Hospitality has always been a people business. How do you introduce more technology without losing the human element that makes great hospitality memorable?
AZ: “The people do not need to change. Their tools need to be upgraded. It is 2026. We have advanced AI, robotics, autonomous technology, and machines doing things that would have seemed impossible a decade ago. Yet to book dinner at a great restaurant, you often still need to text someone and ask for a favor. That ‘someone’ is usually an operator, concierge, host, or relationship holder who is already stretched thin and trying to protect the little free time they have with their own family. Technology should not replace the human element in hospitality. It should protect it. PRIMA is designed to remove the friction, repetitive coordination, and manual back-and-forth so the people who make hospitality special have more time to actually be human. The goal is not less humanity. It is better tools, fewer interruptions, and more space for the moments that make great hospitality memorable.”
You've built companies before. What is fundamentally different about scaling a hospitality network versus scaling a traditional technology company?

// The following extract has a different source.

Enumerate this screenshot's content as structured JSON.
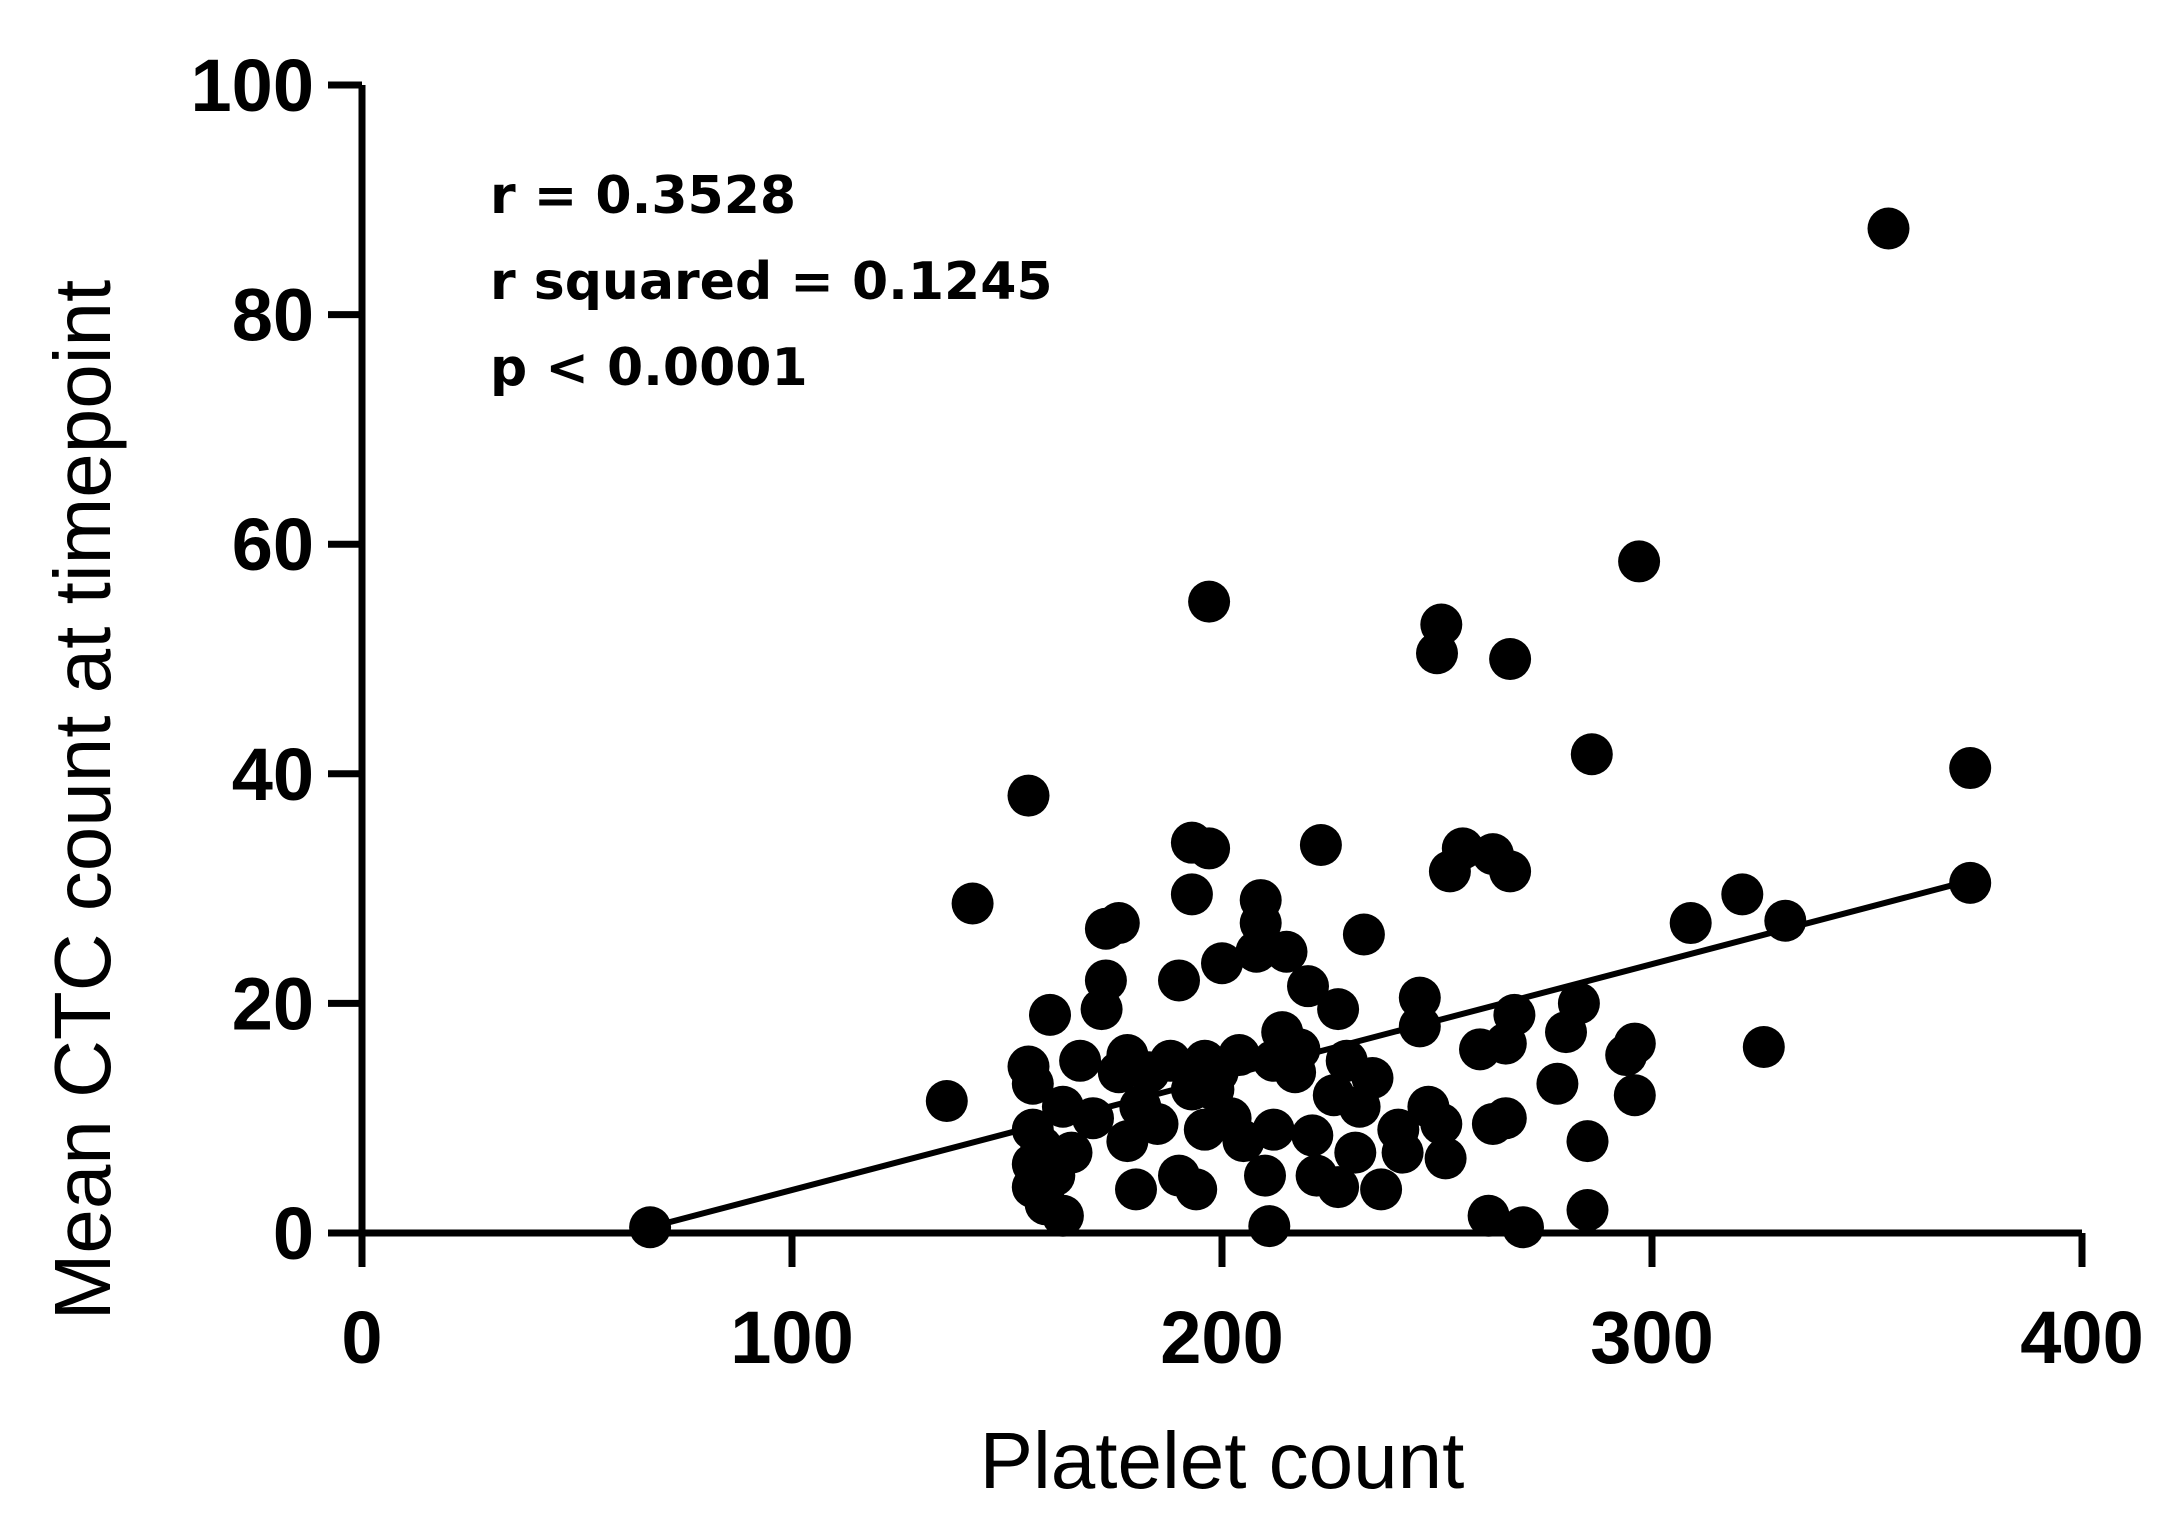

AZ: “The first time I built a company at scale, it took us six years to reach $200 million in revenue. Everything had to be built from scratch, one line of code at a time. That world has changed. Today, technology can be deployed faster than ever. In some cases, you can build and launch an entire business in a matter of days. Like the PRIMA Experience , which was just launched in Ibiza - from idea to execution took 4 days. Technology is no longer the moat. Relationships, trust, distribution and access are.That is what makes scaling a hospitality network fundamentally different from scaling a traditional technology company. You are not just scaling software. You are building trust between operators and guests, and once this trust is established, the rest is smooth sailing.”